Deep learning software makes sense of data like images or audio by looking for statistical patterns it has extracted from past data. Apple’s Photos app can automatically create an album of your pets because it has deep learning algorithms trained on thousands or millions of labeled images of cats and dogs. One way to make a robot grasp objects is to program it to try different approaches and use deep learning on its successes and failures to determine a good claw hold.
This kind of statistical pattern matching has found many, profitable, uses. But George points out that it doesn’t let computers reason about the world, intuit the cause of events, or handle situations outside their past experience. “Just scaling up deep learning is not going to solve those fundamental limitations,” George says. “We’ve made a conscious decision to find and tackle those problems.” Vinod Khosla, the billionaire investor whose firm Khosla Ventures has invested $25 million into Vicarious, says he had trouble finding AI experts to help vet the company as a potential investment. “Everyone knows deep learning, but not this other stuff,” Khosla says.
A provocative paper Vicarious presented in 2017 at a leading deep learning conference illustrates its approach to AI. The company designed experiments that exposed the inflexibility of deep learning software from Alphabet’s DeepMind research group that learned to play vintage Atari games such as Breakout better than top gamers. Vicarious showed how these superhuman AI players crumbled if a game was trivially altered, such as by increasing the brightness of colors or subtly changing the size of objects.
The startup’s own software could handle such changes because they did not affect its understanding of the mechanisms at work in the game. Though the software also learned from past data, it was primed to pick up the causal relationships between objects and events in the game and could use that knowledge to adapt to small changes it hadn’t previously experienced.
Brenden Lake, an assistant professor at NYU, says the paper demonstrated something the field of AI needs to figure out, as talk grows of deep learning hitting its limits. “A key part of human intelligence is building flexible models of the world that can be used in a variety of situations,” Lake says. “I think people are realizing you can’t get there with large-scale pattern recognition systems trained on large data sets for one specific task.”
A Flick, and a Miss
The robotic arm, taller than a person, stacking boxes in one corner of Vicarious’ cavernous factory looks like it’s playing a particularly boring videogame. Whirring and hissing, it picks up cubic boxes and stacks them into a neat grid on a wooden pallet, a common warehouse and factory operation called palletizing. Nearby, a line of robot arms sorts cosmetics into boxes with flair, using firm flicks of their suction fingers to throw items like tubes of lotion into boxes just beyond their reach.

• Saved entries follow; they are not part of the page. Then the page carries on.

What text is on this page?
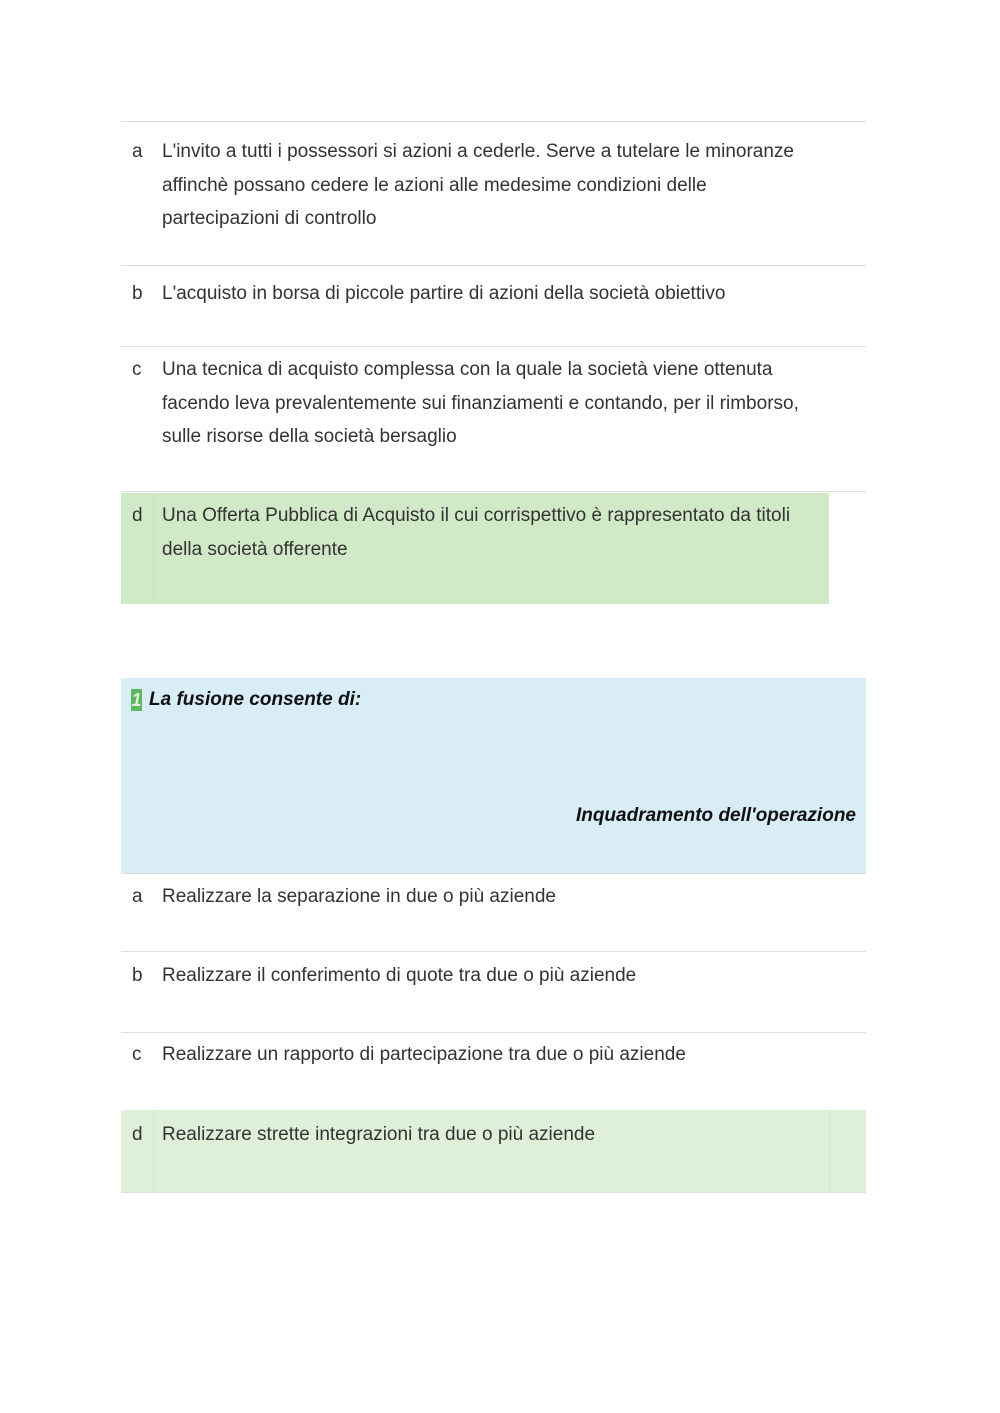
a L'invito a tutti i possessori si azioni a cederle. Serve a tutelare le minoranze affinchè possano cedere le azioni alle medesime condizioni delle partecipazioni di controllo
b L'acquisto in borsa di piccole partire di azioni della società obiettivo
c Una tecnica di acquisto complessa con la quale la società viene ottenuta facendo leva prevalentemente sui finanziamenti e contando, per il rimborso, sulle risorse della società bersaglio
d Una Offerta Pubblica di Acquisto il cui corrispettivo è rappresentato da titoli della società offerente
1 La fusione consente di:
Inquadramento dell'operazione
a Realizzare la separazione in due o più aziende
b Realizzare il conferimento di quote tra due o più aziende
c Realizzare un rapporto di partecipazione tra due o più aziende
d Realizzare strette integrazioni tra due o più aziende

Vicarious is not the only startup using AI to teach industrial robots new tricks. Many, including some featured in WIRED, rely heavily on deep learning. Alphabet recently unveiled a fleet of robots that rove around two of its offices collecting waste and sorting it into trash, recycling, and compostable items.
Phoenix says his robots are distinguished by their flexibility—born of algorithms like those that allowed his Atari bots to adapt to tweaks to a game. Robotic arms that stack pallets are usually paired with expensive feeders that position every incoming box or bin identically. Vicarious’ software is flexible enough to pick up boxes that aren’t perfectly positioned, Phoenix says, and can grab them from an ordinary table. It takes a reporter only about a minute using a touchscreen interface to reprogram the arm to palletize its boxes into a squiffy, blocky take on the WIRED logo.